Despite looming technological, competitive and regulatory challenges facing the cable business, three top cable execs and tech vendors exuded broad confidence about the industry's prospects at the SCTE Cable-Tec Expo in San Antonio earlier today. But the three CEOs warned that the industry must beef up its customer service operations, steer clear of costly price wars and develop a clear business model for wireless phone service.

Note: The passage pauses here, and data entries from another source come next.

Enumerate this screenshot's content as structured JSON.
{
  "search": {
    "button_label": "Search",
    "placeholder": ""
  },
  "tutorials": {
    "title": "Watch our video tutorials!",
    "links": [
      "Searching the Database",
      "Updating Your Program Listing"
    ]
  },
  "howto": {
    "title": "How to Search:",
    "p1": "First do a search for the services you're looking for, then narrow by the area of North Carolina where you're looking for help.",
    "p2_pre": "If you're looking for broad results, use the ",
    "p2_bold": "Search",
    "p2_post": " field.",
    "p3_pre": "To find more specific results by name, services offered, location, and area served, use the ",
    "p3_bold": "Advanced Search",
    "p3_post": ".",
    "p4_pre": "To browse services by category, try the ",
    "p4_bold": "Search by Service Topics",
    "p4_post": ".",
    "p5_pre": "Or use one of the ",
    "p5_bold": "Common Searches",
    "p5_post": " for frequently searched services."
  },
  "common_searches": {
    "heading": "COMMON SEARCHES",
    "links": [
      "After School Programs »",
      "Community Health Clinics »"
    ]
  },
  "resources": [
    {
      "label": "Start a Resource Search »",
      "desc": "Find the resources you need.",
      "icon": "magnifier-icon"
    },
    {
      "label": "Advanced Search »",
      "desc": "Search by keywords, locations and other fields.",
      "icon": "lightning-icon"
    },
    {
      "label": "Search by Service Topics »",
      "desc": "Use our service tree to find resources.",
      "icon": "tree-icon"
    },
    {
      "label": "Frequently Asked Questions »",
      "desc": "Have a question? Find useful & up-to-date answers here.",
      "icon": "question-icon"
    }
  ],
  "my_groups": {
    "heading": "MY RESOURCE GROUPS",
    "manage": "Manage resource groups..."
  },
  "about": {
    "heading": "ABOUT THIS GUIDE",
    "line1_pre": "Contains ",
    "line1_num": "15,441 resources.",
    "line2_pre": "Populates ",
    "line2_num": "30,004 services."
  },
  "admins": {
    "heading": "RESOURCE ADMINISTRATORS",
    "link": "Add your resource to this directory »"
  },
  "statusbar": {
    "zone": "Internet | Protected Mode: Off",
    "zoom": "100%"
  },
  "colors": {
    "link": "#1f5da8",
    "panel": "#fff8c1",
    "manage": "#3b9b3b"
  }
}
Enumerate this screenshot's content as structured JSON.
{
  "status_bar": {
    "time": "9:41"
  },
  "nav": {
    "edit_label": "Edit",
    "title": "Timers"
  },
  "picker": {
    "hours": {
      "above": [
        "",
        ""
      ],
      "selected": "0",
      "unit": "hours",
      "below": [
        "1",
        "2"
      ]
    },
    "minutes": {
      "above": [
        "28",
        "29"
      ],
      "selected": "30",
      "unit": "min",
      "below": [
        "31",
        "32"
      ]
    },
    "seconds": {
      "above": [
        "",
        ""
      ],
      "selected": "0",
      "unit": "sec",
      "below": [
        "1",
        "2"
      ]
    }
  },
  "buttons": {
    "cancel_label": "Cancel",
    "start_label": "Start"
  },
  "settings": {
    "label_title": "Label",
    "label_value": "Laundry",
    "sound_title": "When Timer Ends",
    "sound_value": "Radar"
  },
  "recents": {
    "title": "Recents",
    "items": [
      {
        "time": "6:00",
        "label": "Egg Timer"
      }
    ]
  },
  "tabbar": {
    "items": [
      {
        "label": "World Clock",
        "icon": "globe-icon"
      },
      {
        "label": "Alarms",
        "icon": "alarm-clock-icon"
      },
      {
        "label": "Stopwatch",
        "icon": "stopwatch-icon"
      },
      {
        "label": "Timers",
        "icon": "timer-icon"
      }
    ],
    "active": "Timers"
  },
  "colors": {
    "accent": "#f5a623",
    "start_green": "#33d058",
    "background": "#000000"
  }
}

Appearing together on the opening panel, Time Warner Cable Chairman & CEO Glenn Britt, Cisco Systems Inc. President & CEO John Chambers and Arris Chairman & CEO Robert Stanzione all claimed that cable is better poised than either the phone or satellite TV industries to meet the growing consumer demand for broadband products, services and features. They all argued that cable's HFC technology offers greater bandwidth, flexibility and efficiencies than the technical delivery networks of the industry's two chief rivals, especially as cable moves towards an Internet Protocol-based (IP) infrastructure.
The executives conceded, however, that the cable industry has not yet developed an economic model for packaging wireless and wireline phone service. They also warned that cable operators must not succumb to the temptation to engage in price wars with the leading DSL providers.
"The key for us competitively is to not become a commodity," Britt said. "I'd much rather have products and services that they don't have."